By twilight the king was sweating and faint, and the blotches had begun to come up under his skin. Atrahasis led him to the couch of purple cushions, with soothing and solicitous words, and had sherbet fetched for him.
By midnight the king was raving, with brief periods of clarity wherein he struggled for understanding. Atrahasis sat beside him, wiping the sweat from his brow. The king’s guard crowded in the corridor, watched from the doorway.
“If he dies, we will kill you,” said their chief, in an almost conversational tone. The king jerked and shuddered at the sound; Atrahasis rose in fury, but by the time he had turned and approached the mortal, there was nothing in his face but meek sorrow.

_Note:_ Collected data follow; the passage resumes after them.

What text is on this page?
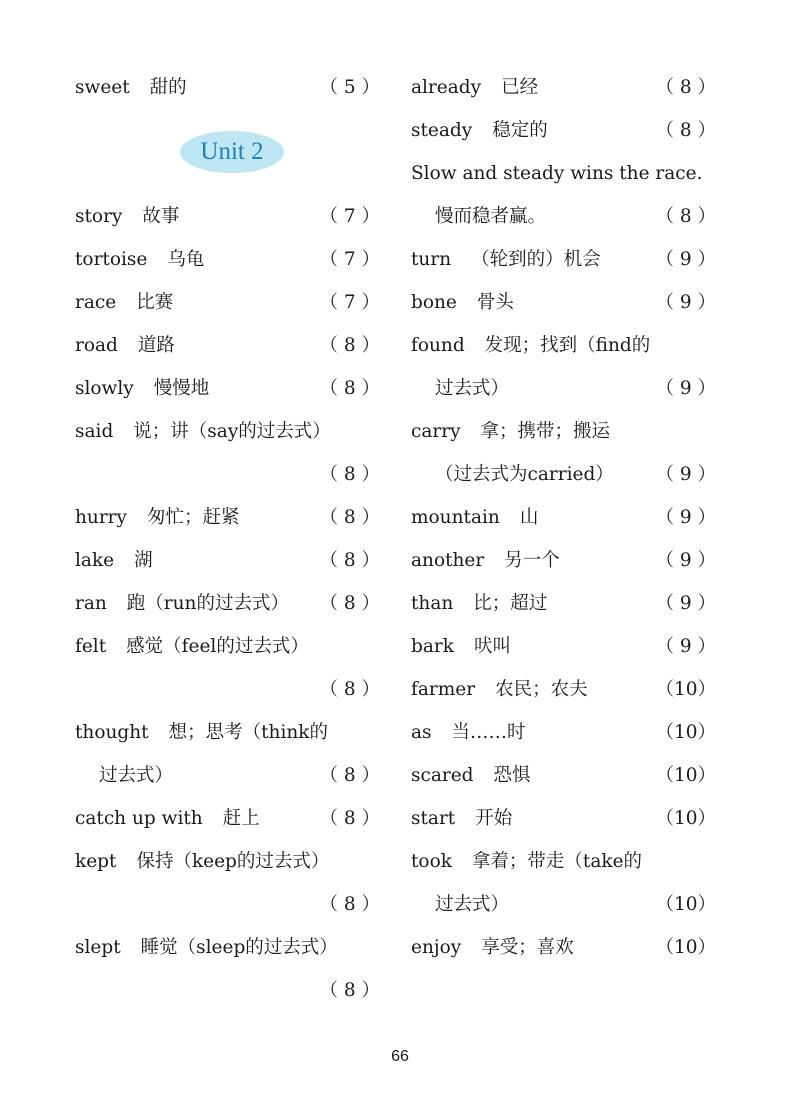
sweet 甜的	（ 5 ）
Unit 2
story 故事	（ 7 ）
tortoise 乌龟	（ 7 ）
race 比赛	（ 7 ）
road 道路	（ 8 ）
slowly 慢慢地	（ 8 ）
said 说；讲（say的过去式）
（ 8 ）
hurry 匆忙；赶紧	（ 8 ）
lake 湖	（ 8 ）
ran 跑（run的过去式） （ 8 ）
felt 感觉（feel的过去式）
（ 8 ）
thought 想；思考（think的
过去式）	（ 8 ）
catch up with 赶上	（ 8 ）
kept 保持（keep的过去式）
（ 8 ）
slept 睡觉（sleep的过去式）
（ 8 ）
already 已经	（ 8 ）
steady 稳定的	（ 8 ）
Slow and steady wins the race.
慢而稳者赢。	（ 8 ）
turn （轮到的）机会	（ 9 ）
bone 骨头	（ 9 ）
found 发现；找到（find的
过去式）	（ 9 ）
carry 拿；携带；搬运
（过去式为carried） （ 9 ）
mountain 山	（ 9 ）
another 另一个	（ 9 ）
than 比；超过	（ 9 ）
bark 吠叫	（ 9 ）
farmer 农民；农夫	（10）
as 当……时	（10）
scared 恐惧	（10）
start 开始	（10）
took 拿着；带走（take的
过去式）	（10）
enjoy 享受；喜欢	（10）
66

“Speak softly, if you love him,” he whispered. “He has the fever, but why should he die? Enna-aru is not like other men.”
The mortal looked past him uncertainly, into the golden circle of lamplight where the king lay marked with black sores. “You have poisoned him,” he said, but without conviction.
“Fool. Those are the marks of fever, and you know it,” said Atrahasis. “What man commands disease? The gods alone send it, to punish whom they will. But the gods have no power over Enna-aru the king, surely. He will live.”
“He is not like other men,” admitted the chief. “Yes, surely he will live.”
He left quietly. Atrahasis returned to the bedside of the king, and sat. Enna-aru opened his eyes, the glaring eyes of a hawk, lucid and suspicious.
“This is not punishment,” he said thickly. “Nothing but fever.”
“Merely a touch of fever,” Atrahasis agreed, and put a wet sponge to his cracked lips. “Undoubtedly the result of traveling. The fever will break. What shall we do when you’re well again? Shall we take our wings and ride the night wind, my brother? How cool it will be, up among the white stars.”
Before dawn the king was lucid for an hour, though he had gone blind; but he summoned his generals and his bodyguards, and turned his face to their voices as though he could see them. He gave orders that there was to be no rioting, no slaughter. There was still command, even in the hoarse ruin his voice had become; they backed out of his presence and went down to maintain good order in the streets.